Mais ce ne sont pas ces sujets qui risquent de faire office de véritable premier test de résistance à la pression sociale pour ce gouvernement.

Non. C’est plutôt le renouvellement des conventions collectives avec les employés de l’État qui fera assurément monter la température dans la pièce.

Conventions collectives

Les hauts cris de certains députés d’opposition tenteront alors de faire croire que les premières fissures seront apparues dans le maintien toujours fragile de la sacro-sainte paix sociale.

Comme toujours, la mobilisation syndicale permettra de faire beaucoup de bruit. On ressortira une fois de plus les porte-voix, les casseroles, les trompettes, les marionnettes géantes et les slogans à cinq sous.

De menaces en coups de gueule, les dirigeants syndicaux tenteront d’intimider le gouvernement pour le forcer à ouvrir tout grand les goussets et laisser pleuvoir les milliards.

Mais est-ce que la stratégie traditionnelle fonctionnera cette fois-ci ? Rien n’est moins certain.

Car s’il est vrai que l’apparition de craquelures dans l’harmonie collective a de quoi faire frémir un gouvernement, encore faut-il qu’il sente que le brouhaha a un impact sur l’opinion publique. 

La CAQ caracole au sommet des sondages.
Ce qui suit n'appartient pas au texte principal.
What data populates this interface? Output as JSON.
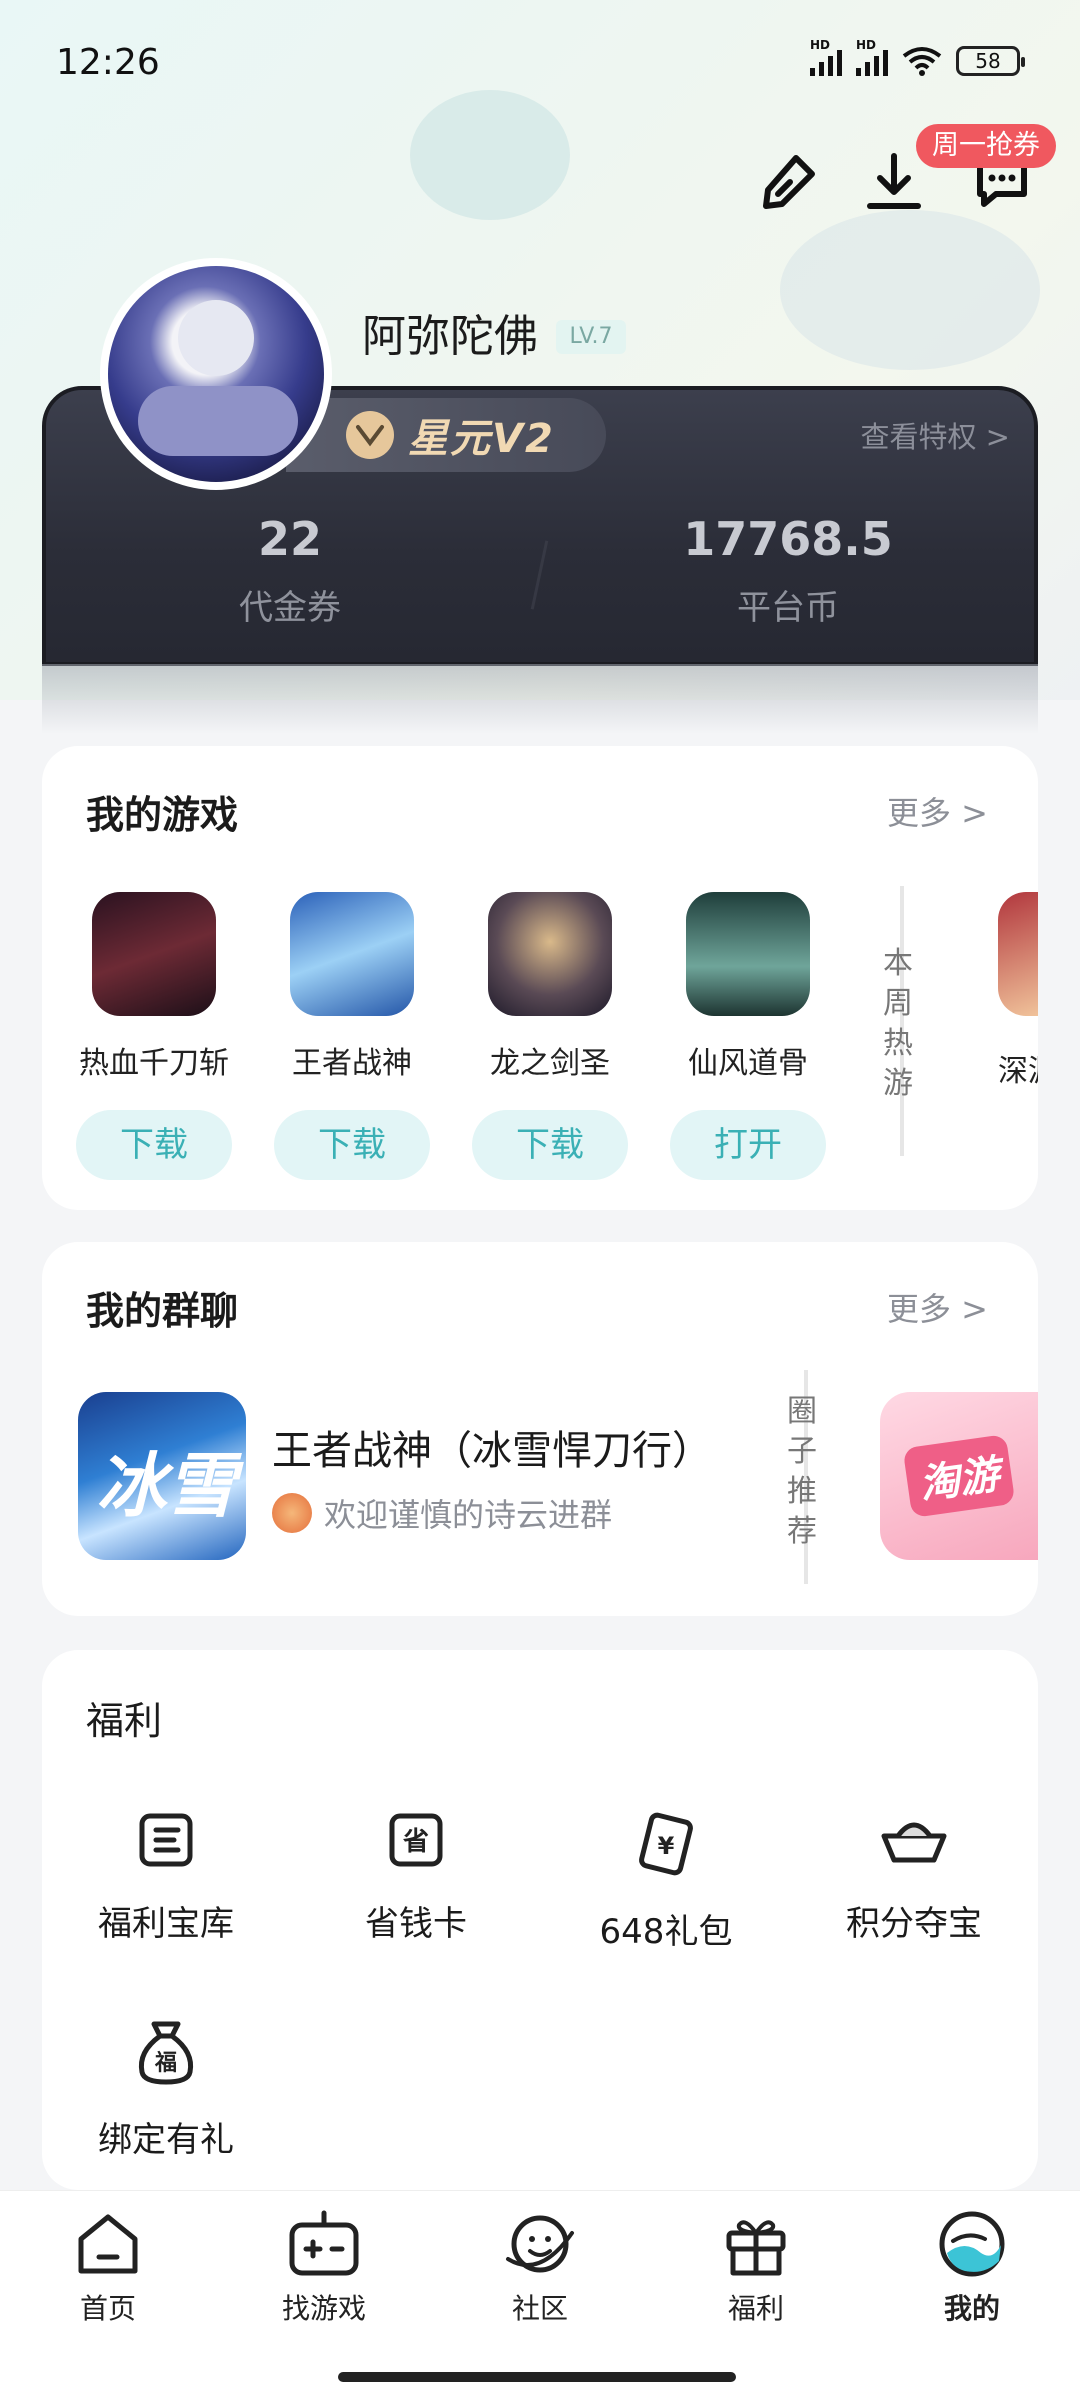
{
  "status_bar": {
    "time": "12:26",
    "battery": "58"
  },
  "header": {
    "promo_badge": "周一抢券"
  },
  "profile": {
    "username": "阿弥陀佛",
    "level": "LV.7"
  },
  "vip": {
    "title": "星元V2",
    "privilege_link": "查看特权 >",
    "coupons": {
      "value": "22",
      "label": "代金券"
    },
    "coins": {
      "value": "17768.5",
      "label": "平台币"
    }
  },
  "my_games": {
    "title": "我的游戏",
    "more": "更多 >",
    "games": [
      {
        "name": "热血千刀斩",
        "button": "下载",
        "color": "#3a2030"
      },
      {
        "name": "王者战神",
        "button": "下载",
        "color": "#5c9fd8"
      },
      {
        "name": "龙之剑圣",
        "button": "下载",
        "color": "#4a3f45"
      },
      {
        "name": "仙风道骨",
        "button": "打开",
        "color": "#2f5a55"
      }
    ],
    "side_label": "本周热游",
    "partial_game": "深渊"
  },
  "my_groups": {
    "title": "我的群聊",
    "more": "更多 >",
    "group": {
      "icon_text": "冰雪",
      "name": "王者战神（冰雪悍刀行）",
      "message": "欢迎谨慎的诗云进群"
    },
    "side_label": "圈子推荐",
    "recommend_icon": "淘游"
  },
  "welfare": {
    "title": "福利",
    "items": [
      {
        "label": "福利宝库",
        "icon": "treasury-icon"
      },
      {
        "label": "省钱卡",
        "icon": "saving-card-icon"
      },
      {
        "label": "648礼包",
        "icon": "gift-pack-icon"
      },
      {
        "label": "积分夺宝",
        "icon": "ingot-icon"
      },
      {
        "label": "绑定有礼",
        "icon": "money-bag-icon"
      }
    ]
  },
  "bottom_nav": [
    {
      "label": "首页"
    },
    {
      "label": "找游戏"
    },
    {
      "label": "社区"
    },
    {
      "label": "福利"
    },
    {
      "label": "我的"
    }
  ]
}
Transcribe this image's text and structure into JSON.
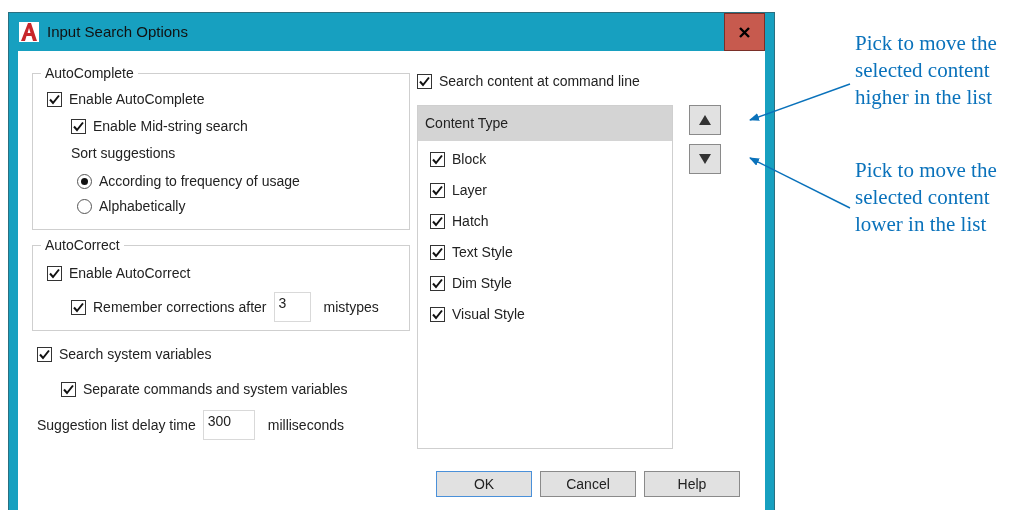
{
  "window": {
    "title": "Input Search Options"
  },
  "autocomplete": {
    "legend": "AutoComplete",
    "options": [
      {
        "label": "Enable AutoComplete",
        "checked": true,
        "indent": false
      },
      {
        "label": "Enable Mid-string search",
        "checked": true,
        "indent": true
      }
    ],
    "sort_label": "Sort suggestions",
    "sort_options": [
      {
        "label": "According to frequency of usage",
        "selected": true
      },
      {
        "label": "Alphabetically",
        "selected": false
      }
    ]
  },
  "autocorrect": {
    "legend": "AutoCorrect",
    "enable": {
      "label": "Enable AutoCorrect",
      "checked": true
    },
    "remember": {
      "label": "Remember corrections after",
      "checked": true,
      "value": "3",
      "suffix": "mistypes"
    }
  },
  "search_system_variables": {
    "label": "Search system variables",
    "checked": true
  },
  "separate_commands": {
    "label": "Separate commands and system variables",
    "checked": true
  },
  "delay": {
    "label": "Suggestion list delay time",
    "value": "300",
    "suffix": "milliseconds"
  },
  "search_content": {
    "label": "Search content at command line",
    "checked": true
  },
  "content_list": {
    "header": "Content Type",
    "items": [
      {
        "label": "Block",
        "checked": true
      },
      {
        "label": "Layer",
        "checked": true
      },
      {
        "label": "Hatch",
        "checked": true
      },
      {
        "label": "Text Style",
        "checked": true
      },
      {
        "label": "Dim Style",
        "checked": true
      },
      {
        "label": "Visual Style",
        "checked": true
      }
    ]
  },
  "buttons": [
    {
      "label": "OK",
      "default": true
    },
    {
      "label": "Cancel",
      "default": false
    },
    {
      "label": "Help",
      "default": false
    }
  ],
  "callouts": [
    {
      "lines": [
        "Pick to move the",
        "selected content",
        "higher in the list"
      ]
    },
    {
      "lines": [
        "Pick to move the",
        "selected content",
        "lower in the list"
      ]
    }
  ]
}
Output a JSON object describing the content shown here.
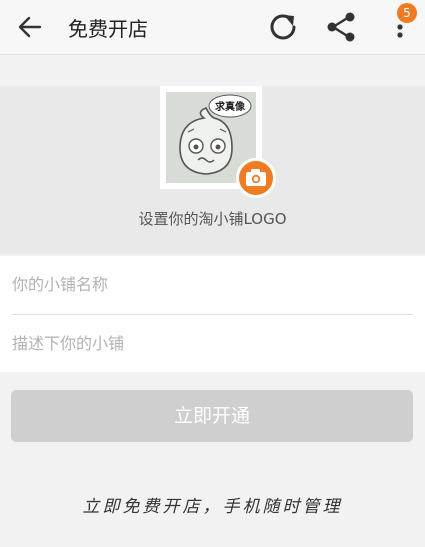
{
  "header": {
    "title": "免费开店",
    "back_icon": "arrow-left-icon",
    "refresh_icon": "refresh-icon",
    "share_icon": "share-icon",
    "more_icon": "more-vertical-icon",
    "badge_count": "5"
  },
  "logo": {
    "bubble_text": "求真像",
    "label": "设置你的淘小铺LOGO",
    "camera_icon": "camera-icon"
  },
  "form": {
    "name_placeholder": "你的小铺名称",
    "desc_placeholder": "描述下你的小铺"
  },
  "submit": {
    "label": "立即开通"
  },
  "slogan": "立即免费开店，手机随时管理",
  "colors": {
    "accent": "#f07b22",
    "disabled_button": "#cfcfcf",
    "background": "#f2f2f2"
  }
}
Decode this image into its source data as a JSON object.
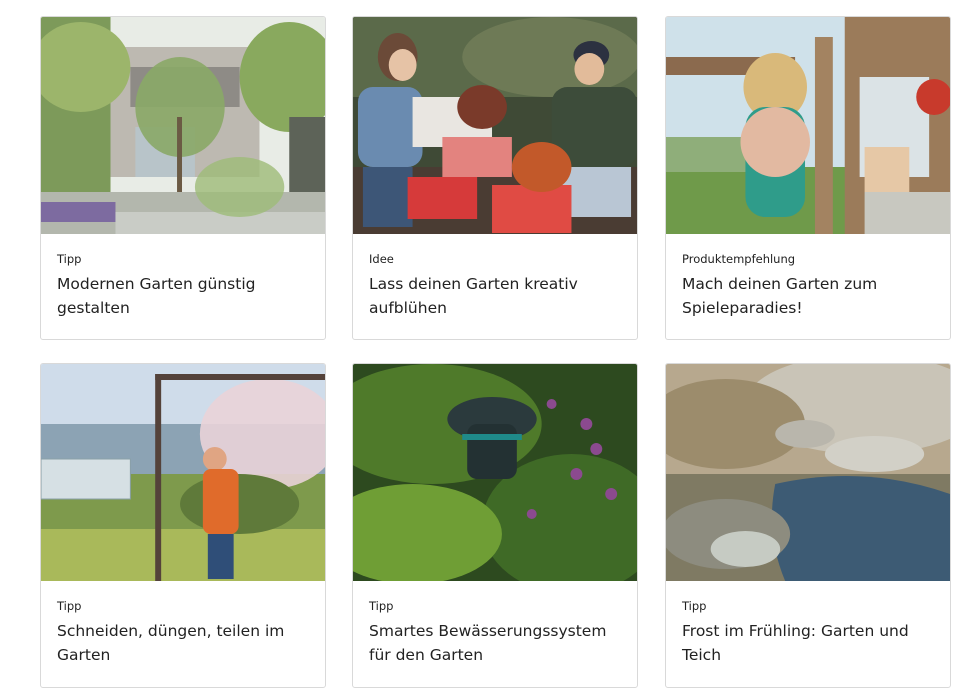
{
  "cards": [
    {
      "category": "Tipp",
      "title": "Modernen Garten günstig gestalten",
      "image": "modern-garden-house"
    },
    {
      "category": "Idee",
      "title": "Lass deinen Garten kreativ aufblühen",
      "image": "couple-planting-crates"
    },
    {
      "category": "Produktempfehlung",
      "title": "Mach deinen Garten zum Spieleparadies!",
      "image": "kids-playhouse-swing"
    },
    {
      "category": "Tipp",
      "title": "Schneiden, düngen, teilen im Garten",
      "image": "gardener-pruning-tree"
    },
    {
      "category": "Tipp",
      "title": "Smartes Bewässerungssystem für den Garten",
      "image": "smart-sensor-lavender"
    },
    {
      "category": "Tipp",
      "title": "Frost im Frühling: Garten und Teich",
      "image": "frozen-pond"
    }
  ]
}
Son nationalisme fédérateur étant la pierre d’assise d’un appui quasi aveugle de la population, il semble que même les écueils et certains excès d’improvisations dans des dossiers sensibles n’auront su avoir raison de la lune de miel qui prend de plus en plus des allures de mariage heureux.

Pour ce qui est de la fonction publique, la réalité est fort différente. Un sondage commandé en début d’année par le Syndicat de la fonction publique du Québec (SFPQ) et obtenu par TVA Nouvelles démontrait clairement le peu de sympathie des Québécois envers les fonctionnaires.

Trop payés, trop nombreux, demandes exagérées... Tout y était. À un point tel que des campagnes publicitaires sont mises de l’avant pour tenter de modifier des perceptions bien ancrées.

Mauvaise stratégie

Pourtant, il est vrai que nous avons une fonction publique compétente. Et que nous devons être compétitifs pour attirer et maintenir les talents d’ici et d’ailleurs.

Mais les syndicats refusent systématiquement d’adopter un ton serein et d’éviter les dérapages et autres exagérations. Pire encore, ils refusent de s’asseoir à la table des forums de discussion mise en place par le gouvernement pour établir des offres bonifiées pour des postes névralgiques, comme ceux d’enseignants et de préposés aux bénéficiaires. Comme si la stratégie de la chaise vide pouvait être porteuse.

Les employés de l’État n’ont assurément pas la cote. Et ce n’est pas en tentant de bomber le torse que les syndicats feront plier l’échine au gouvernement.